For strengths, Frederickson said he is qualified, experienced and has a strong work ethic. He said his weakness is that he has not focused a lot on family and criminal law, but that he is a “very fast study.”

Allison is a fourth-generation Flathead Valley resident, who, after receiving his law degree from the University of Montana in 1975, worked as a public defender and in private civil cases. He spent over 30 years as a public defender and believes that experience gives him one of his strengths, which is an insight into people, and he rarely gets irritable or cranky.

Allison said his weakness is that he has relatively little experience in some parts of the law.

Ulbricht has been Kalispell’s municipal judge for 18 years. She received her law degree from the University of Idaho and started her legal career as a law clerk 24 years ago. She moved into insurance defense, and was then voted onto the bench.

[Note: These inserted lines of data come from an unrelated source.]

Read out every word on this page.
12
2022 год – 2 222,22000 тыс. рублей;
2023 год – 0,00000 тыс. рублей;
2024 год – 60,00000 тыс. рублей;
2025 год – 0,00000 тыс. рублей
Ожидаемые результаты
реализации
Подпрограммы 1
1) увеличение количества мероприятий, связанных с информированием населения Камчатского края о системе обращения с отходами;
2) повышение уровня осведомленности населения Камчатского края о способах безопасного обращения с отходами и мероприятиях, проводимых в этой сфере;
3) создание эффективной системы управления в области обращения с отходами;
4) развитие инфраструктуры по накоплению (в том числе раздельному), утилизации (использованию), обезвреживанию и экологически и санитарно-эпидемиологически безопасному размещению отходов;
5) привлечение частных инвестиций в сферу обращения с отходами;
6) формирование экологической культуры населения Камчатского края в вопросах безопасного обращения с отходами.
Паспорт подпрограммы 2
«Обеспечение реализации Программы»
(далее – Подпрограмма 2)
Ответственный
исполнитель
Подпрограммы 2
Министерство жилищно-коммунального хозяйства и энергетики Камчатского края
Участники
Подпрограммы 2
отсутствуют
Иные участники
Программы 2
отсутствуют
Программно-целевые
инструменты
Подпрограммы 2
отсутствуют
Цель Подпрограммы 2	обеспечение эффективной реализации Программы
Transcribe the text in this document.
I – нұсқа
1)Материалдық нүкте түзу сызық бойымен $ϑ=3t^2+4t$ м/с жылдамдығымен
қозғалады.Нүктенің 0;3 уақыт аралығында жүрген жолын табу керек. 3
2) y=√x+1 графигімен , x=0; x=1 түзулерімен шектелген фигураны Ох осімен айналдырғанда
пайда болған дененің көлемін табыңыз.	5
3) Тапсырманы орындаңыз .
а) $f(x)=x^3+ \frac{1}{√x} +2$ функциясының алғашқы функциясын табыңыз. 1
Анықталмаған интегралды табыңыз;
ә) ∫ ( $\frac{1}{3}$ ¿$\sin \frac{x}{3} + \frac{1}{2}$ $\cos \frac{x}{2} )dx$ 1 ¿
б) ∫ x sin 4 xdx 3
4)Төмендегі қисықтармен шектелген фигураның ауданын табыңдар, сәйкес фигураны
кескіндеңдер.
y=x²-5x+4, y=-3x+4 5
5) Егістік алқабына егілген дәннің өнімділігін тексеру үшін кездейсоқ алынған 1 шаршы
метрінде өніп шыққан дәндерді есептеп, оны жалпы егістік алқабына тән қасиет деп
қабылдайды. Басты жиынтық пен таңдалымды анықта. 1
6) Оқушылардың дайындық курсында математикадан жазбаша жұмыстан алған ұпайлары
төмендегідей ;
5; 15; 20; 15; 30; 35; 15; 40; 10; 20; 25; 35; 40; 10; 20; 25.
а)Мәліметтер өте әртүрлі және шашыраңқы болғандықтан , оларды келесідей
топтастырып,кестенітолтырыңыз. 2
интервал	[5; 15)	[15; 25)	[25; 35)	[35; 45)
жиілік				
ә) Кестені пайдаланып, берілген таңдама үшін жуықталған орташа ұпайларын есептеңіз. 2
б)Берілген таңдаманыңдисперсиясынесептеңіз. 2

Ulbricht deals largely with adult and juvenile misdemeanors, and also runs the DUI and Drug Court, as well as the Domestic Violence Accountability Court. Her strengths are her experience on the bench and her leadership, Ulbricht said, and her weakness is that she “may be considered boring” because she is so consistent.

Ceravolo graduated from Flathead High School in 1976 and went to undergraduate and law school at the University of Montana. She was part of the ROTC, and after law school reported for duty at the University of Virginia to learn military law.

Eventually, she was stationed in Hawaii, in charge of legal services for thousands of soldiers, Ceravolo said. She returned to Montana in 1992 after serving abroad and began her private law and mediation practice, with a focus on civil and family matters. One of her strengths is that, as a mediator, she has the experience of looking at cases from all angles and fairly. Her weakness is that she can sometimes work too hard at making sure people feel everything is fair, she said.

As for the other questions from the panel, the candidates largely agreed on their answers. Rulings should be made from the bench whenever possible and case backlogs should be avoided, they said, and the court can be more efficient with technology in the courtrooms and through determining which civil cases can be decided through mediation.

Proper judicial temperament should include patience, understanding, empathy, respect and the ability to make impartial decisions, the candidates said.